Dominik Schoebi, 
Dekan

 

Philosophische Fakultät

Was beschreibt das Jahr 2021 für die Philosophische Fakultät am besten? Momentan ist man stets geneigt, an die Pandemie und ihre Auswirkungen zu denken. Dabei gehen jedoch Ereignisse vergessen, die wahrscheinlich mittelfristig für die Fakultät und ihre Departemente ebenso prägend sein werden. Das Jahr 2021 stand im Zeichen von vielen personellen Veränderungen, von Projekten der internen Reorganisation von Finanzen und personellen Ressourcen. Dazu stehen Neuerungen am Horizont, die für die Fakultät Veränderungen bringen werden und deshalb Fragen aufwerfen.

Rücktritte, Neuberufungen

Im vergangenen Jahr sind, auf allen Ebenen, besonders viele Rücktritte erfolgt oder angekündigt worden. Diese Abschiede erfolgen auch nach vielen Jahren des Wirkens oft still und schnell und es ist schön zu sehen, wenn in vielen Fällen ein Bezug und der Kontakt zur Fakultät erhalten bleibt. Rücktritte werden von Neubesetzungen begleitet, die oft auch neue Richtungen und frischen Wind mit sich bringen. Dass dies Auswirkungen auf die «Chemie» in den Departementen und in der Fakultät hat, steht ausser Frage und so müssen sich bei einigen Veränderungen die Departemente wieder neu finden, eine neue Balance und neue Routinen finden.

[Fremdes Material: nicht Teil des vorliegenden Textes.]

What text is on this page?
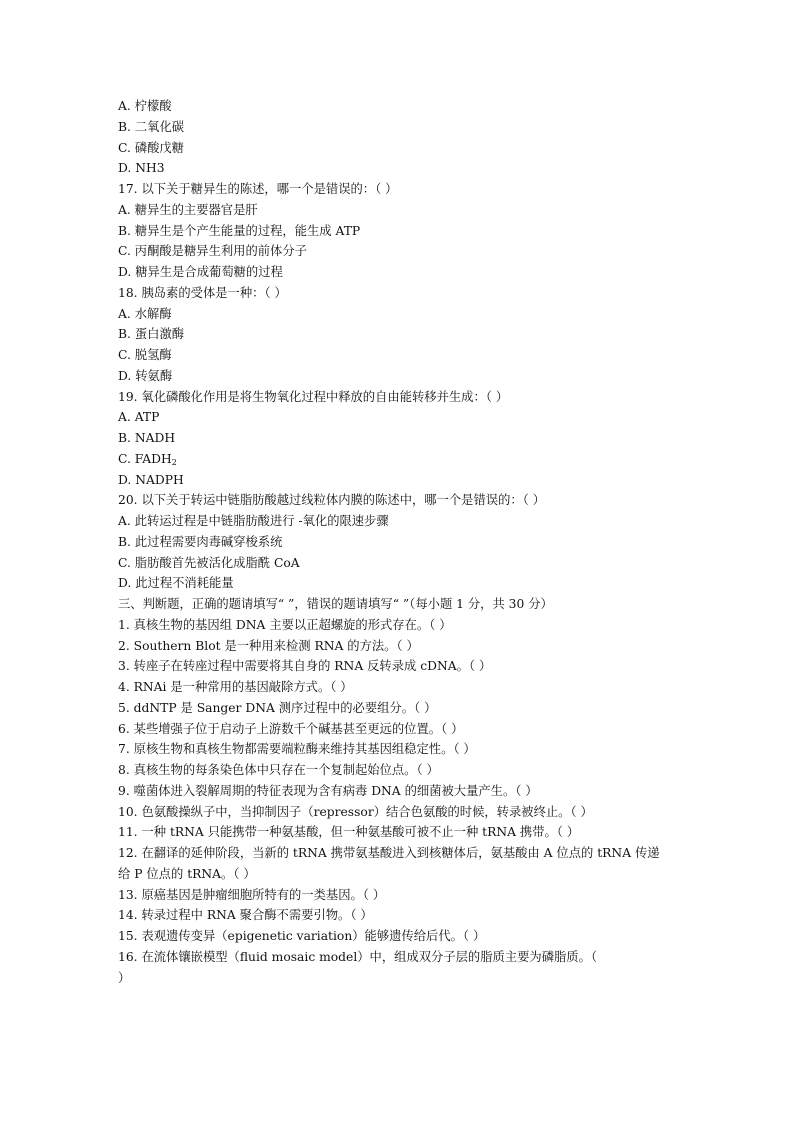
A. 柠檬酸
B. 二氧化碳
C. 磷酸戊糖
D. NH3
17. 以下关于糖异生的陈述，哪一个是错误的：（ ）
A. 糖异生的主要器官是肝
B. 糖异生是个产生能量的过程，能生成 ATP
C. 丙酮酸是糖异生利用的前体分子
D. 糖异生是合成葡萄糖的过程
18. 胰岛素的受体是一种：（ ）
A. 水解酶
B. 蛋白激酶
C. 脱氢酶
D. 转氨酶
19. 氧化磷酸化作用是将生物氧化过程中释放的自由能转移并生成：（ ）
A. ATP
B. NADH
C. $FADH_2$
D. NADPH
20. 以下关于转运中链脂肪酸越过线粒体内膜的陈述中，哪一个是错误的：（ ）
A. 此转运过程是中链脂肪酸进行 -氧化的限速步骤
B. 此过程需要肉毒碱穿梭系统
C. 脂肪酸首先被活化成脂酰 CoA
D. 此过程不消耗能量
三、判断题，正确的题请填写“ ”，错误的题请填写“ ”（每小题 1 分，共 30 分）
1. 真核生物的基因组 DNA 主要以正超螺旋的形式存在。（ ）
2. Southern Blot 是一种用来检测 RNA 的方法。（ ）
3. 转座子在转座过程中需要将其自身的 RNA 反转录成 cDNA。（ ）
4. RNAi 是一种常用的基因敲除方式。（ ）
5. ddNTP 是 Sanger DNA 测序过程中的必要组分。（ ）
6. 某些增强子位于启动子上游数千个碱基甚至更远的位置。（ ）
7. 原核生物和真核生物都需要端粒酶来维持其基因组稳定性。（ ）
8. 真核生物的每条染色体中只存在一个复制起始位点。（ ）
9. 噬菌体进入裂解周期的特征表现为含有病毒 DNA 的细菌被大量产生。（ ）
10. 色氨酸操纵子中，当抑制因子（repressor）结合色氨酸的时候，转录被终止。（ ）
11. 一种 tRNA 只能携带一种氨基酸，但一种氨基酸可被不止一种 tRNA 携带。（ ）
12. 在翻译的延伸阶段，当新的 tRNA 携带氨基酸进入到核糖体后，氨基酸由 A 位点的 tRNA 传递
给 P 位点的 tRNA。（ ）
13. 原癌基因是肿瘤细胞所特有的一类基因。（ ）
14. 转录过程中 RNA 聚合酶不需要引物。（ ）
15. 表观遗传变异（epigenetic variation）能够遗传给后代。（ ）
16. 在流体镶嵌模型（fluid mosaic model）中，组成双分子层的脂质主要为磷脂质。（
）
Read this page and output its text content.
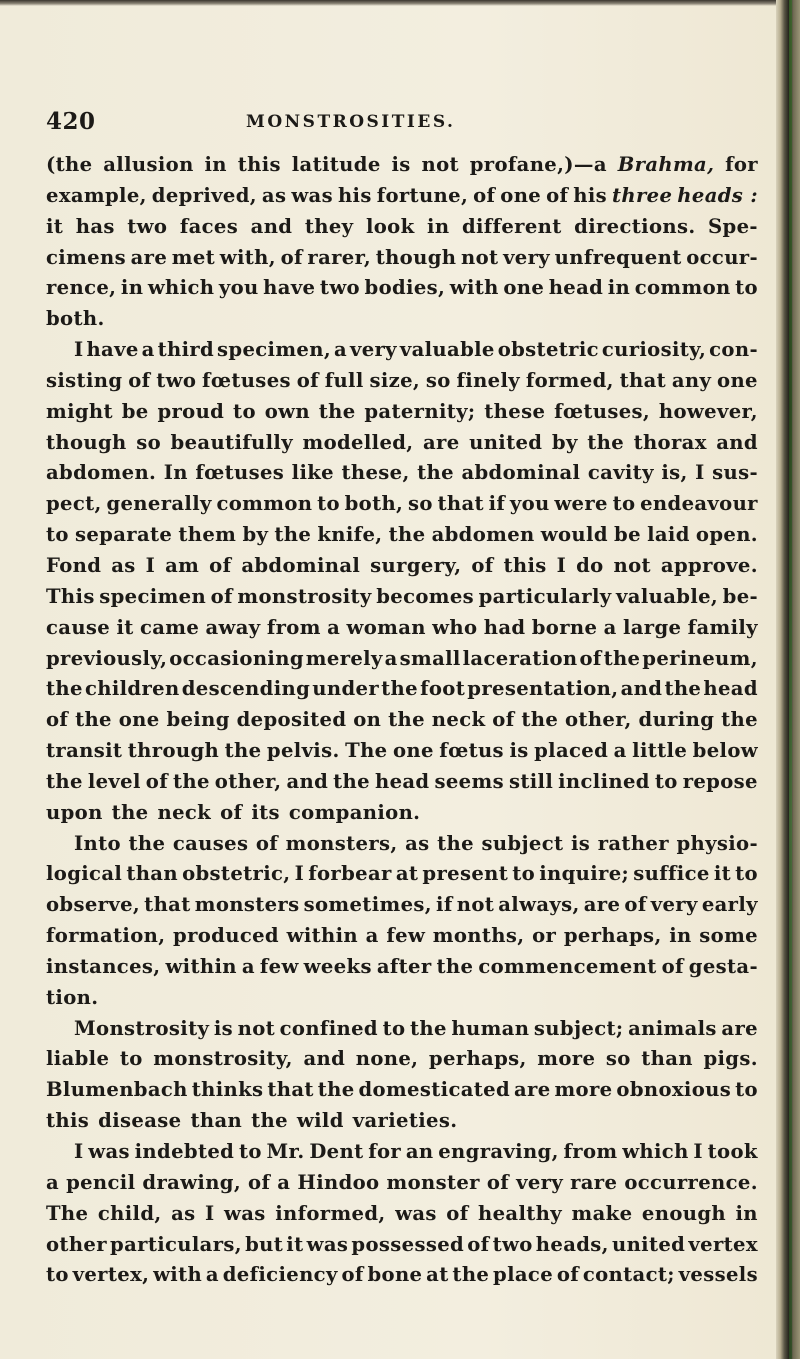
420	MONSTROSITIES.
(the allusion in this latitude is not profane,)—a Brahma, for
example, deprived, as was his fortune, of one of his three heads :
it has two faces and they look in different directions. Spe-
cimens are met with, of rarer, though not very unfrequent occur-
rence, in which you have two bodies, with one head in common to
both.
I have a third specimen, a very valuable obstetric curiosity, con-
sisting of two fœtuses of full size, so finely formed, that any one
might be proud to own the paternity; these fœtuses, however,
though so beautifully modelled, are united by the thorax and
abdomen. In fœtuses like these, the abdominal cavity is, I sus-
pect, generally common to both, so that if you were to endeavour
to separate them by the knife, the abdomen would be laid open.
Fond as I am of abdominal surgery, of this I do not approve.
This specimen of monstrosity becomes particularly valuable, be-
cause it came away from a woman who had borne a large family
previously, occasioning merely a small laceration of the perineum,
the children descending under the foot presentation, and the head
of the one being deposited on the neck of the other, during the
transit through the pelvis. The one fœtus is placed a little below
the level of the other, and the head seems still inclined to repose
upon the neck of its companion.
Into the causes of monsters, as the subject is rather physio-
logical than obstetric, I forbear at present to inquire; suffice it to
observe, that monsters sometimes, if not always, are of very early
formation, produced within a few months, or perhaps, in some
instances, within a few weeks after the commencement of gesta-
tion.
Monstrosity is not confined to the human subject; animals are
liable to monstrosity, and none, perhaps, more so than pigs.
Blumenbach thinks that the domesticated are more obnoxious to
this disease than the wild varieties.
I was indebted to Mr. Dent for an engraving, from which I took
a pencil drawing, of a Hindoo monster of very rare occurrence.
The child, as I was informed, was of healthy make enough in
other particulars, but it was possessed of two heads, united vertex
to vertex, with a deficiency of bone at the place of contact; vessels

Markant für die Fakultät ist sicherlich der Abschied der Dekanin Prof. Bernadette Charlier, die nach zwei Amtsperioden und unzähligen Stunden engagierter Arbeit für die Fakultät und für die Departemente die Fakultätsleitung übergeben hat. Für ihren grossen Einsatz und die Aufgleisung vieler Projekte, stets geprägt von Optimismus und dem Anliegen, möglichst die Bedürfnisse aller zu berücksichtigen, gebührt ihr ein grosser Dank.

Reorganisation, Reallokationen, und ein neues Zentrum

Das vergangene Jahr stand für die Fakultät auch im Zeichen einer intensiven Reflexion über das eigene Funktionieren, angestossen durch die begrenzten personellen und finanziellen Ressourcen und die Notwendigkeit interner Reallokationen. Verschiedene Phasen dieser Reflexion konnten mit konkreten Resultaten abgeschlossen werden, wie zum Beispiel der Reallokation und Reorganisation der finanziellen Mittel und Fonds.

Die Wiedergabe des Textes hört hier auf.